Beliefnet has a fine story on religious opposition to war with Iraq, highlighting the visible role mainline denominations and the National Council of Churches have taken in the Win Without War campaign and other antiwar efforts. The best quotes go to Evangelical critics of the antiwar movement, but the story is balanced enough to describe the failure of the National Association of Evangelicals to pass a resolution endorsing the war. Also: a sociologist tells the writer that "with the involvement of religious groups, Americans can recognize antiwar activists as 'a favorite aunt or Ned Flanders.'" Great . . .
President as theologian.
Also on Beliefnet, Mark A. Noll observes that "none of America’s respected religious leaders — as defined by contemporaries or later scholars — mustered the theological power so economically expressed in Lincoln’s Second Inaugural." In the midst of the Civil War, the president turned out to be America's finest theologian. Lincoln embraced the traditional Christian notion that God rules over all events,
But to this conventional belief Lincoln added two most unconventional convictions. First was the notion that the United States might not necessarily be a uniquely chosen nation, or at least that the moral constraints operating on American were the same as those for other nations, and that these universal standards of justice were of greater consequence than any supposed chosenness of the United States.

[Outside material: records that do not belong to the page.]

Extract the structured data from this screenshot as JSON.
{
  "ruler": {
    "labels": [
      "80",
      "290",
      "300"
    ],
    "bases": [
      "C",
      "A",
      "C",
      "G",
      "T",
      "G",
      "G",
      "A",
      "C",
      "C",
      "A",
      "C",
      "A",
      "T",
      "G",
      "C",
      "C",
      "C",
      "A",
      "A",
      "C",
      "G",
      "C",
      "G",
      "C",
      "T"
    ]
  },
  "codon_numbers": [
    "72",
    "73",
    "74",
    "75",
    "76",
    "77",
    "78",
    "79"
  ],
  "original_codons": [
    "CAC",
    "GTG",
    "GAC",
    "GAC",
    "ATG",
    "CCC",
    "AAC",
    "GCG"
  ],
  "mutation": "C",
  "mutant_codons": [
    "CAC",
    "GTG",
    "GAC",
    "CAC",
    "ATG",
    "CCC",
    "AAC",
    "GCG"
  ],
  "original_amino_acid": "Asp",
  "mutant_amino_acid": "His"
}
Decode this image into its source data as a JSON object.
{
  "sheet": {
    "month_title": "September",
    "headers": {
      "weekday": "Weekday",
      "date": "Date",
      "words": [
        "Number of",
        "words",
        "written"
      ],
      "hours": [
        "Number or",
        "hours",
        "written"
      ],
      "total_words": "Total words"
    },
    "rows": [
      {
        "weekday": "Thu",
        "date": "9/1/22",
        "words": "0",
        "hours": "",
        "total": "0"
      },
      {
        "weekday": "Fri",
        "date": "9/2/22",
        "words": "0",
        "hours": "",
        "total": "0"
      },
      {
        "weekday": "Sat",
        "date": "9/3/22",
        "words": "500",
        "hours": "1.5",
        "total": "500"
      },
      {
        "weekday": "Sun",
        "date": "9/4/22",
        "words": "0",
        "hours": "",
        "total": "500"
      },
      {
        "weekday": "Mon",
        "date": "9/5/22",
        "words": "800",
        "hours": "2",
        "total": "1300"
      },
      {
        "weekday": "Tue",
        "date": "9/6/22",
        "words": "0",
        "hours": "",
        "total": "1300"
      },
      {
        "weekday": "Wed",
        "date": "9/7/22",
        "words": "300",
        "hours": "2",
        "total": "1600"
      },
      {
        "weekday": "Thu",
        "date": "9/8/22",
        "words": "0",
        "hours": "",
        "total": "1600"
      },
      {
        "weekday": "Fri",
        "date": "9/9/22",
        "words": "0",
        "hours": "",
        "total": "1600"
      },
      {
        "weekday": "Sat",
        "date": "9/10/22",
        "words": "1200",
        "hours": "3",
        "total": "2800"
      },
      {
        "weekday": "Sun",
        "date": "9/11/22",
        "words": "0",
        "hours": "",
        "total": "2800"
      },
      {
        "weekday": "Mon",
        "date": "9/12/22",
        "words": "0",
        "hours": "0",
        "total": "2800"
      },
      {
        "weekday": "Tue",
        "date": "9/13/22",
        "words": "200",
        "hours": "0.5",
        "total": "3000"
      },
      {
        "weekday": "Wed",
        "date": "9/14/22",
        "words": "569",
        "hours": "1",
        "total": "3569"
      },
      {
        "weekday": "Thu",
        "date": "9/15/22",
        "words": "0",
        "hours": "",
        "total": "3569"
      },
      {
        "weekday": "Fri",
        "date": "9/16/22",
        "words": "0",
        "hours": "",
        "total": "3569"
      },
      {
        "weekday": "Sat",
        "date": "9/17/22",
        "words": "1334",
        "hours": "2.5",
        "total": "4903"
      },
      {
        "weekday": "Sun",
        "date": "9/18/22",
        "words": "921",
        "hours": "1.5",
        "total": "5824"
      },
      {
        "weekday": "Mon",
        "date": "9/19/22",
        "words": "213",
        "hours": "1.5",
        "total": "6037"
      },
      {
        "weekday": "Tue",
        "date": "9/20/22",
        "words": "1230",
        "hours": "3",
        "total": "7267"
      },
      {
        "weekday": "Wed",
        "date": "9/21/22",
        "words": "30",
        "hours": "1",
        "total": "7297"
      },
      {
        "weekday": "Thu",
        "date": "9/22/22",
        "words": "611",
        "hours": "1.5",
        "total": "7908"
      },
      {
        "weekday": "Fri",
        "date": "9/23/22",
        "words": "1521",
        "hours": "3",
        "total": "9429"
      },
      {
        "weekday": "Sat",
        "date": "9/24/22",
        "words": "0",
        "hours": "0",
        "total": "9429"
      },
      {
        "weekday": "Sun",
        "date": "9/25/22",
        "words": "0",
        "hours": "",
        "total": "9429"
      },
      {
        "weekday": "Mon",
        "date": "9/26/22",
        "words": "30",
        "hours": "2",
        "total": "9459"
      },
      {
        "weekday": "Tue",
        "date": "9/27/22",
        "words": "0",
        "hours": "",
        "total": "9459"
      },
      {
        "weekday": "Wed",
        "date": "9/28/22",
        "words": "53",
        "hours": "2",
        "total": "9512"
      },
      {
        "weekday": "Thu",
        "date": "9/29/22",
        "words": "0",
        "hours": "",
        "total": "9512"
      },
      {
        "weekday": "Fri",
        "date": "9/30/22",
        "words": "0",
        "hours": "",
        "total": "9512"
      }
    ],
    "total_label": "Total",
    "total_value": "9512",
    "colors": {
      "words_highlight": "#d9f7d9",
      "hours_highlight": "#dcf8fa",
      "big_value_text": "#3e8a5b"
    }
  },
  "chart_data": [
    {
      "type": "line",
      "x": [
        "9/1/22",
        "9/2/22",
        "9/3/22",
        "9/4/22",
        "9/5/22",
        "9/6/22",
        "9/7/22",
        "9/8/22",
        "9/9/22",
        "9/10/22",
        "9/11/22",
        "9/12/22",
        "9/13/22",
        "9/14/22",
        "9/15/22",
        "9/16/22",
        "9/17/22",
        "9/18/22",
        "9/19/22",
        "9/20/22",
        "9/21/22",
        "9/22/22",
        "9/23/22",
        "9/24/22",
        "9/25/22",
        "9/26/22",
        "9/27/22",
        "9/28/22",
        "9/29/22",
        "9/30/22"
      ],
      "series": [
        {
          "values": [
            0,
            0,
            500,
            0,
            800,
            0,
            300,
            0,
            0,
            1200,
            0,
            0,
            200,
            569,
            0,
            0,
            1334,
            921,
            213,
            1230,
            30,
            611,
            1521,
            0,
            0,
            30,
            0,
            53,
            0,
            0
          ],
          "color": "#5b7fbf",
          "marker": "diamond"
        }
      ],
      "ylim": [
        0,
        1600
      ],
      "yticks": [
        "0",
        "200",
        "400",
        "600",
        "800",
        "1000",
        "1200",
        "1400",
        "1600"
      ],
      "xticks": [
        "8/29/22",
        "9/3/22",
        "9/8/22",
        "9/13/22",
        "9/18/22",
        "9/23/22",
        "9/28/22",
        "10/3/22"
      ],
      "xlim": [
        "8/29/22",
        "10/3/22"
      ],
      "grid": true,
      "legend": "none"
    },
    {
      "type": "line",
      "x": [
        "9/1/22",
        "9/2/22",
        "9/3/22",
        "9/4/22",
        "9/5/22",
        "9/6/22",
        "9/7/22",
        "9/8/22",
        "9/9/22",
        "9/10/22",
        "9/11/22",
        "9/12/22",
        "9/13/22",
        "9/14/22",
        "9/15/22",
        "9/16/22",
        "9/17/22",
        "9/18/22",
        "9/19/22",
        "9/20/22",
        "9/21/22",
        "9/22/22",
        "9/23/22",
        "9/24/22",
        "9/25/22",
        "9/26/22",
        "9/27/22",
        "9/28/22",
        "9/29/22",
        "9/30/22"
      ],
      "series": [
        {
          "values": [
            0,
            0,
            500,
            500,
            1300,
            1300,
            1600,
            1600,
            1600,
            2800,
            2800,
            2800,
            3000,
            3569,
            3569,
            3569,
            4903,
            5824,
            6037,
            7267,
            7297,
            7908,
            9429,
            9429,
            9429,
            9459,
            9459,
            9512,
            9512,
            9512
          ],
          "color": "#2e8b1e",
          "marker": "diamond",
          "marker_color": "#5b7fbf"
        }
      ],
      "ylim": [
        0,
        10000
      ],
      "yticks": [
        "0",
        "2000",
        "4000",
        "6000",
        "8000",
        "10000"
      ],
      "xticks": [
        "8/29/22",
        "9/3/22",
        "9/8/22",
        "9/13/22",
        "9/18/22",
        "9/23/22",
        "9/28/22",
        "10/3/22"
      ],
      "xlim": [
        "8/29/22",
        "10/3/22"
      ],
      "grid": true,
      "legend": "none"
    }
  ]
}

Second was Lincoln’s belief that the ways of providence might be obscure, difficult to fathom, hedged in by contingencies, or otherwise not open to immediate understanding and manipulation.
P.S. Lincoln, who never joined a church, was greatly influenced by the radical Unitarian Theodore Parker. Garry Wills looks closely at Parker's influence on the Gettysburg Address in Lincoln at Gettysburg; see especially chapter 3.